Bugün 14.00’de vizem var. Ama vakit var hala okumaya, son gün notlarını. Saat neredeyse bir buçuk. Demek ki yaklaşık on saatim var. Ohh.
"Bir taş at Bir taş daha at Bir şiir ateşle" |
-Tembelliğe Övgü: 16. Yaşımdan beri ödev yapmıyorum. Sınavlara son gün çalışıyorum. Test çözmekten nefret ediyorum. Müzik dinlemeden ders çalışamıyorum. Çalışma masasında maksimum 40 dakika kalabiliyorum. Ertesi gün ki 2 vizemi “unutmuş” ve bunu tesadüfen öğrenmiş insanım.-
Allam allam biliyorum yine mızılayıp gideceğim, yapabildiğim tek şeyi yapacağım ama biraz farklı bu sefer. Sayfaları, yılları bu hisle doldursam da farklı bu sefer.
Depresyon, atalet, genetik şanssızlık bunlardan değilse eğer, ben de bir sorun var Allah’ım. Çünkü Camus’un sorduğu sorudan kurtulamıyorum şu an. Hakikaten değer mi yaşamaya. Bakınız, hakikaten depresyon, genetik şanssızlık, aşk acısı, taşra sendromu değil bu. Bu sorudan kurtulamıyorum. Yaşamın yaşanmaya değer olup olmadığını sorgulamak, intihar etme eğilimi velhasıl kelam depresyon belirtisi mi illa? Yaşamaya bayılmak mı normal olmak?

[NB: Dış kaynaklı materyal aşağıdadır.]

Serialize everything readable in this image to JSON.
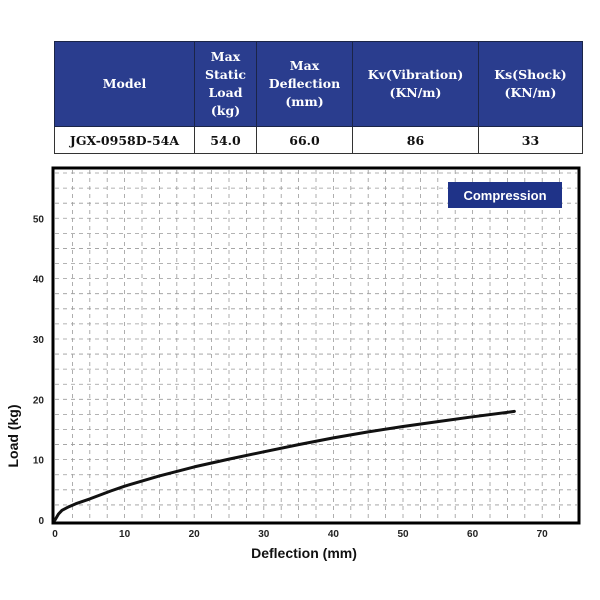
{
  "spec_table": {
    "headers": [
      "Model",
      "Max\nStatic\nLoad\n(kg)",
      "Max\nDeflection\n(mm)",
      "Kv(Vibration)\n(KN/m)",
      "Ks(Shock)\n(KN/m)"
    ],
    "row": [
      "JGX-0958D-54A",
      "54.0",
      "66.0",
      "86",
      "33"
    ]
  },
  "chart_data": {
    "type": "line",
    "legend": "Compression",
    "xlabel": "Deflection (mm)",
    "ylabel": "Load (kg)",
    "xlim": [
      0,
      75
    ],
    "ylim": [
      0,
      58
    ],
    "xticks": [
      0,
      10,
      20,
      30,
      40,
      50,
      60,
      70
    ],
    "yticks": [
      0,
      10,
      20,
      30,
      40,
      50
    ],
    "grid": true,
    "series": [
      {
        "x": [
          0,
          0.5,
          1,
          2,
          3,
          5,
          8,
          10,
          15,
          20,
          25,
          30,
          35,
          40,
          45,
          50,
          55,
          60,
          66
        ],
        "y": [
          0,
          1.0,
          1.6,
          2.2,
          2.7,
          3.5,
          4.8,
          5.6,
          7.3,
          8.8,
          10.1,
          11.3,
          12.5,
          13.6,
          14.6,
          15.5,
          16.3,
          17.1,
          18.0
        ]
      }
    ],
    "colors": {
      "line": "#111111",
      "legend_bg": "#1f3388",
      "legend_text": "#ffffff",
      "grid": "#9a9a9a"
    }
  }
}
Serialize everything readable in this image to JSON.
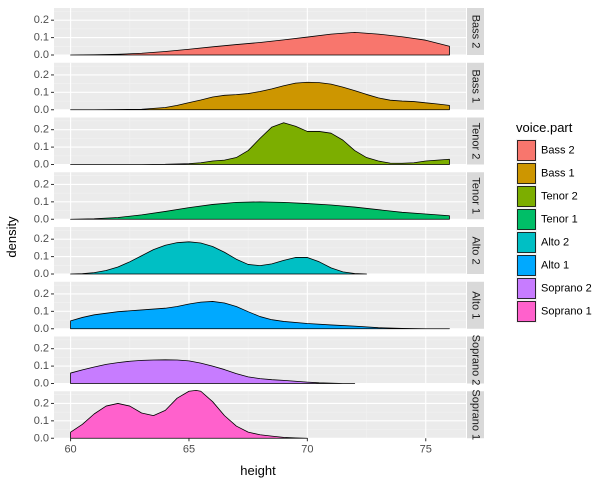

Düşünüyorum. Yemin ediyorum düşünüyorum. Ve bir neden bulamıyorum. Kazanacak bir şey yok. Bir yarış yok. Yenme isteyim yok ya da. Belki de var ama yarışa atılma atikliğim kalmadı artık. Tamam, kazanmayı zaten boş ver. Amaç? Niye bulamıyorum ki içimi delirten bir amaç? Niye fanatiklere dahi bahşettiğin o tutkudan vermiyorsun bana? Malcom X’in hırsından istiyorum, bilmem hangi sanatçının tutkusundan istiyorum. En deruni adamların hislerinden istiyorum.
Ama, ama. Benim kelimem bu; ama! Hırs, ukde ve hasetten başka duygu kaldı mı artık hissettiğim? Tazecik, yaban gülüm benim, âşık ol o zaman. Pıt pıt atıversin kalbin. Hava zaten hazır, güzel, mis gibi. Kokular vurur burnuna âşık etmek için. Çiçeklerin altlarında gezmiyor musun, kokularını ciğerlerine sürmek için. Ama olmuyor ki canım benim, iticisin sen. Dişi isen çiçek olman lazım. Çekmek için vardır çiçek. Hem ne diyor Feridun abi, "çiçekleer, çiçekler sevildikçe büyür"
“Kendine dışardan bak” diyor da psikolog abla, gözlerim içimde benim. Resimlerime bakar gibi mi bakayım yani? Kendime gözlerimle mi bakayım? Ama aynadaki ben ve resimlerdeki bende uyumsuzluk var. Birindeki, diğerinde tezatı oluyor. Peki, yüzüm hangisi. Aynadaki mi, resimdeki mi?
Kaçının kokulu günlüklerindeki cümlelerinden bunlar? Ah, aynı cümleleri mızıklayan kaçıncı ergenim ben? Sırf bu aynılık acısı için bile tepkisizliği seçmez mi insan?
Bakınız yine aklıma düştü. Kursta speaking seviyemizi ölçmek için sorulmuş o soru. “what is the meaning of life?” o zaman değil ama sonra keşf demiştim. Keşf dediydim.
Neredeki?
-bana 1 Ç lazım-
2013, nisan 10 / 02:31.
6 yorum:
birisi bana bu böyle hayatın boyunca sürüp gidebilir dedi. korkunç olan asıl bu bence. seçim yapmalı ve seçiminden memnun olmalıymışsın....N.
bence de N. bitecek bir şeye benzemiyor bu. "bitirilebilecek bir şey"dir belki de bu.
tüm bu kaka sözler bir yana, doğru söylemiş birisi. "mızmız" olmanın bile bir sınırı var.
O halde salla gitsincilik oynamalıyım ben çoğu kez...N.
"salla gitsin"
aklıma doksanlar pop albüm isimleri düştü N. -gülücük-
ama pek cazip bir oyun ismi değil bence. "gemiler sensiz gitsin bırak" oynayalım bence, hem ben de eşlik ederim size.
'Her insan, yoğunluğunu arar.'
Bunu anlayabiliyor musun?
genellemelerin her'kes için geçerli olduğunu düşünmüyorum.